Israel Police arrested two men early last week for allegedly selling information about a sensitive security facility in central Israel to a foreign agent, Ynet learned on Wednesday.
The suspects, two relatives in their 20s from northern Israel and a town near Jerusalem, are said to have collected information about the facility where one of them worked and conveyed it to foreign actors.
The two are suspected of a laundry list of offenses - national security, collecting and possessing classified information, making contact and passing information concerning national security to a foreign agent, conspiracy, making threats and assault causing grievous bodily harm.

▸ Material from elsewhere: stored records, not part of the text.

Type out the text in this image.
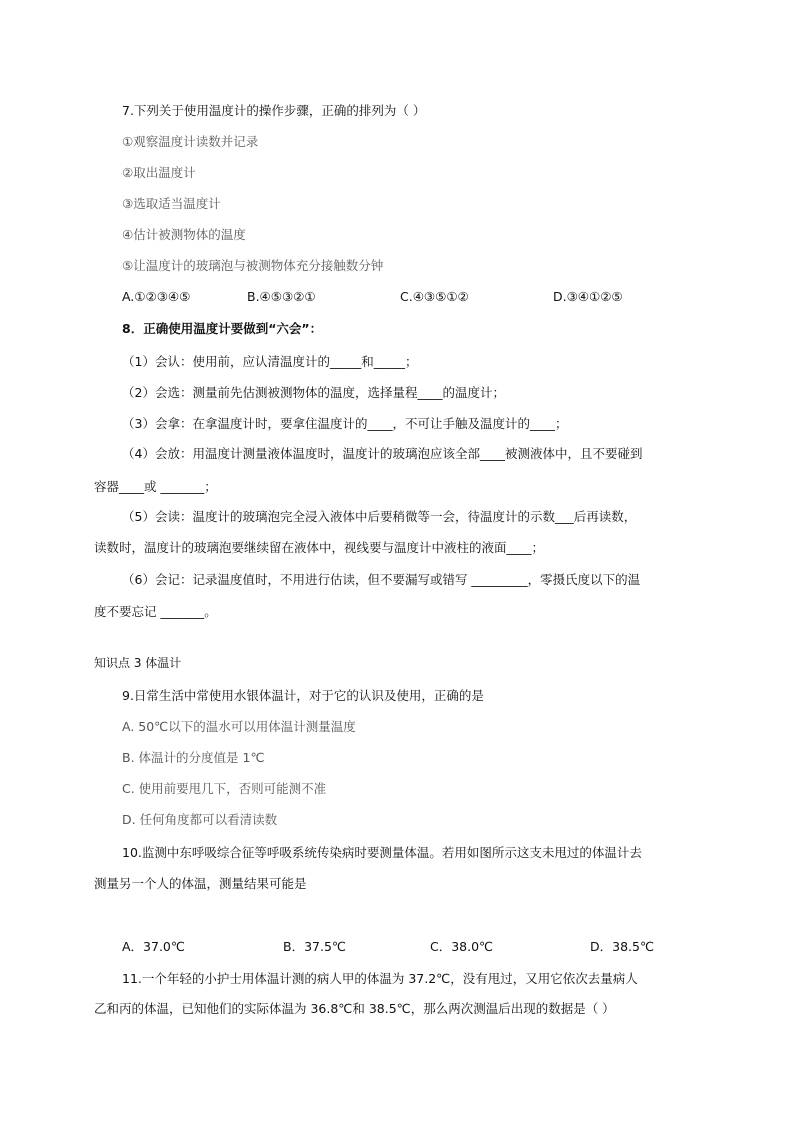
7.下列关于使用温度计的操作步骤，正确的排列为（ ）
①观察温度计读数并记录
②取出温度计
③选取适当温度计
④估计被测物体的温度
⑤让温度计的玻璃泡与被测物体充分接触数分钟
A.①②③④⑤	B.④⑤③②①	C.④③⑤①②	D.③④①②⑤
8．正确使用温度计要做到“六会”：
（1）会认：使用前，应认清温度计的_____和_____；
（2）会选：测量前先估测被测物体的温度，选择量程____的温度计；
（3）会拿：在拿温度计时，要拿住温度计的____，不可让手触及温度计的____；
（4）会放：用温度计测量液体温度时，温度计的玻璃泡应该全部____被测液体中，且不要碰到
容器____或 _______；
（5）会读：温度计的玻璃泡完全浸入液体中后要稍微等一会，待温度计的示数___后再读数，
读数时，温度计的玻璃泡要继续留在液体中，视线要与温度计中液柱的液面____；
（6）会记：记录温度值时，不用进行估读，但不要漏写或错写 _________，零摄氏度以下的温
度不要忘记 _______。
知识点 3 体温计
9.日常生活中常使用水银体温计，对于它的认识及使用，正确的是
A. 50℃以下的温水可以用体温计测量温度
B. 体温计的分度值是 1℃
C. 使用前要甩几下，否则可能测不准
D. 任何角度都可以看清读数
10.监测中东呼吸综合征等呼吸系统传染病时要测量体温。若用如图所示这支未甩过的体温计去
测量另一个人的体温，测量结果可能是
A．37.0℃	B．37.5℃	C．38.0℃	D．38.5℃
11.一个年轻的小护士用体温计测的病人甲的体温为 37.2℃，没有甩过，又用它依次去量病人
乙和丙的体温，已知他们的实际体温为 36.8℃和 38.5℃，那么两次测温后出现的数据是（ ）
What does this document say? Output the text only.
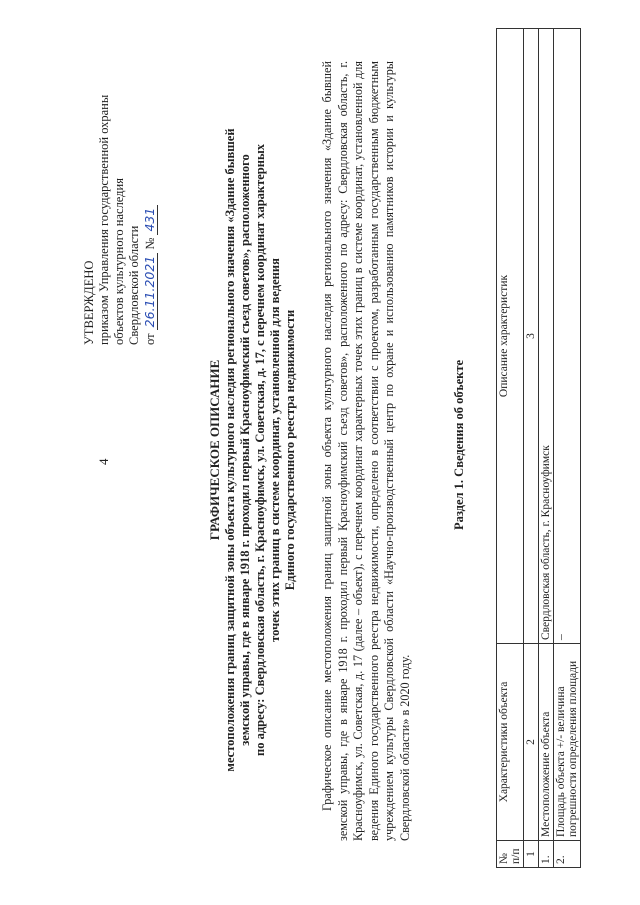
4
УТВЕРЖДЕНО приказом Управления государственной охраны объектов культурного наследия Свердловской области от 26.11.2021 № 431
ГРАФИЧЕСКОЕ ОПИСАНИЕ местоположения границ защитной зоны объекта культурного наследия регионального значения «Здание бывшей земской управы, где в январе 1918 г. проходил первый Красноуфимский съезд советов», расположенного по адресу: Свердловская область, г. Красноуфимск, ул. Советская, д. 17, с перечнем координат характерных точек этих границ в системе координат, установленной для ведения Единого государственного реестра недвижимости Графическое описание местоположения границ защитной зоны объекта культурного наследия регионального значения «Здание бывшей земской управы, где в январе 1918 г. проходил первый Красноуфимский съезд советов», расположенного по адресу: Свердловская область, г. Красноуфимск, ул. Советская, д. 17 (далее – объект), с перечнем координат характерных точек этих границ в системе координат, установленной для ведения Единого государственного реестра недвижимости, определено в соответствии с проектом, разработанным государственным бюджетным учреждением культуры Свердловской области «Научно-производственный центр по охране и использованию памятников истории и культуры Свердловской области» в 2020 году.

Раздел 1. Сведения об объекте
№ п/п	Характеристики объекта	Описание характеристик
1	2	3
1.	Местоположение объекта	Свердловская область, г. Красноуфимск
2.	Площадь объекта +/- величина погрешности определения площади	–
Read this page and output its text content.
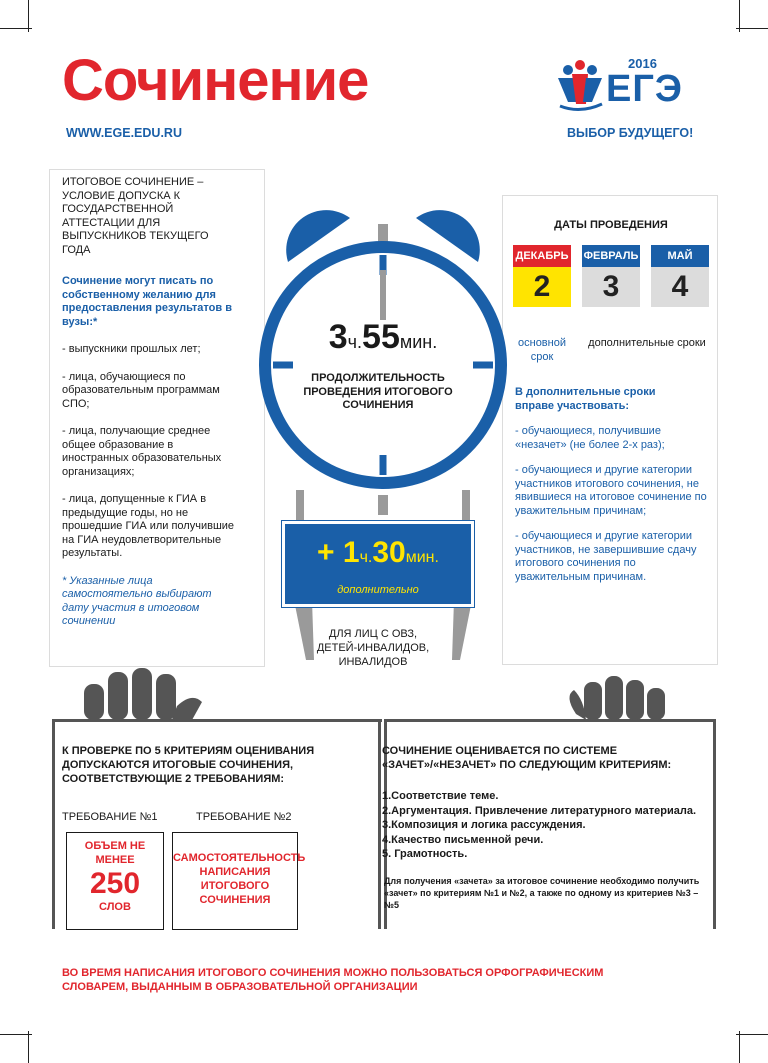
Сочинение
WWW.EGE.EDU.RU
2016
ЕГЭ
ВЫБОР БУДУЩЕГО!

ИТОГОВОЕ СОЧИНЕНИЕ – УСЛОВИЕ ДОПУСКА К ГОСУДАРСТВЕННОЙ АТТЕСТАЦИИ ДЛЯ ВЫПУСКНИКОВ ТЕКУЩЕГО ГОДА

Сочинение могут писать по собственному желанию для предоставления результатов в вузы:*

- выпускники прошлых лет;

- лица, обучающиеся по образовательным программам СПО;

- лица, получающие среднее общее образование в иностранных образовательных организациях;

- лица, допущенные к ГИА в предыдущие годы, но не прошедшие ГИА или получившие на ГИА неудовлетворительные результаты.

* Указанные лица самостоятельно выбирают дату участия в итоговом сочинении

3ч.55мин.
ПРОДОЛЖИТЕЛЬНОСТЬ ПРОВЕДЕНИЯ ИТОГОВОГО СОЧИНЕНИЯ
+ 1ч.30мин.
дополнительно
ДЛЯ ЛИЦ С ОВЗ, ДЕТЕЙ-ИНВАЛИДОВ, ИНВАЛИДОВ
ДАТЫ ПРОВЕДЕНИЯ
ДЕКАБРЬ
2
ФЕВРАЛЬ
3
МАЙ
4
основной срок
дополнительные сроки

В дополнительные сроки вправе участвовать:

- обучающиеся, получившие «незачет» (не более 2-х раз);

- обучающиеся и другие категории участников итогового сочинения, не явившиеся на итоговое сочинение по уважительным причинам;

- обучающиеся и другие категории участников, не завершившие сдачу итогового сочинения по уважительным причинам.

К ПРОВЕРКЕ ПО 5 КРИТЕРИЯМ ОЦЕНИВАНИЯ ДОПУСКАЮТСЯ ИТОГОВЫЕ СОЧИНЕНИЯ, СООТВЕТСТВУЮЩИЕ 2 ТРЕБОВАНИЯМ:
ТРЕБОВАНИЕ №1	ТРЕБОВАНИЕ №2
ОБЪЕМ НЕ МЕНЕЕ
250
СЛОВ
САМОСТОЯТЕЛЬНОСТЬ НАПИСАНИЯ ИТОГОВОГО СОЧИНЕНИЯ
СОЧИНЕНИЕ ОЦЕНИВАЕТСЯ ПО СИСТЕМЕ «ЗАЧЕТ»/«НЕЗАЧЕТ» ПО СЛЕДУЮЩИМ КРИТЕРИЯМ:
1.Соответствие теме.
2.Аргументация. Привлечение литературного материала.
3.Композиция и логика рассуждения.
4.Качество письменной речи.
5. Грамотность.
Для получения «зачета» за итоговое сочинение необходимо получить «зачет» по критериям №1 и №2, а также по одному из критериев №3 – №5
ВО ВРЕМЯ НАПИСАНИЯ ИТОГОВОГО СОЧИНЕНИЯ МОЖНО ПОЛЬЗОВАТЬСЯ ОРФОГРАФИЧЕСКИМ СЛОВАРЕМ, ВЫДАННЫМ В ОБРАЗОВАТЕЛЬНОЙ ОРГАНИЗАЦИИ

According to the suspicion, one of the suspects gathered information about the facility when he worked there seven years ago, and his relative helped him store the material for him.
The material was then handed over to the relative's 14-year-old sister so she would keep it. She handed the material to a friend, who was asked to return the same material to the suspect who did not work at the facility.
After the girl failed to return the materials in a timely manner, the suspects allegedly conspired together and attacked her during a school trip to northern Israel.
Several weeks ago, the relative drove toward the Egyptian border with the materials from the facility in his possession.
After crossing the border to Sinai, the suspect handed the documents over to a foreign agent.
The suspect's parents contacted the police after they were unable to reach him. Law enforcement discovered that he had crossed into Sinai without notifying anyone.
The two suspects were arrested early last week, and their remand was extended several times. They were released on parole to house arrest earlier this week.
The names of the suspects, details about the security facility and the contractor company that employed the suspect at the facility remain under a gag order according to the decision of the Jerusalem Magistrate's Court for national security concerns.
Attorney Yehuda Shoshan, who represents one of the suspects, called the case a "purely coincidental sequence of events that Israel Police made a movie out of, which could be a comedy at most and has no connection to the suspicions."
Shoshan further stated that his client has no previous criminal record and denied he ever received or handed over any classified information.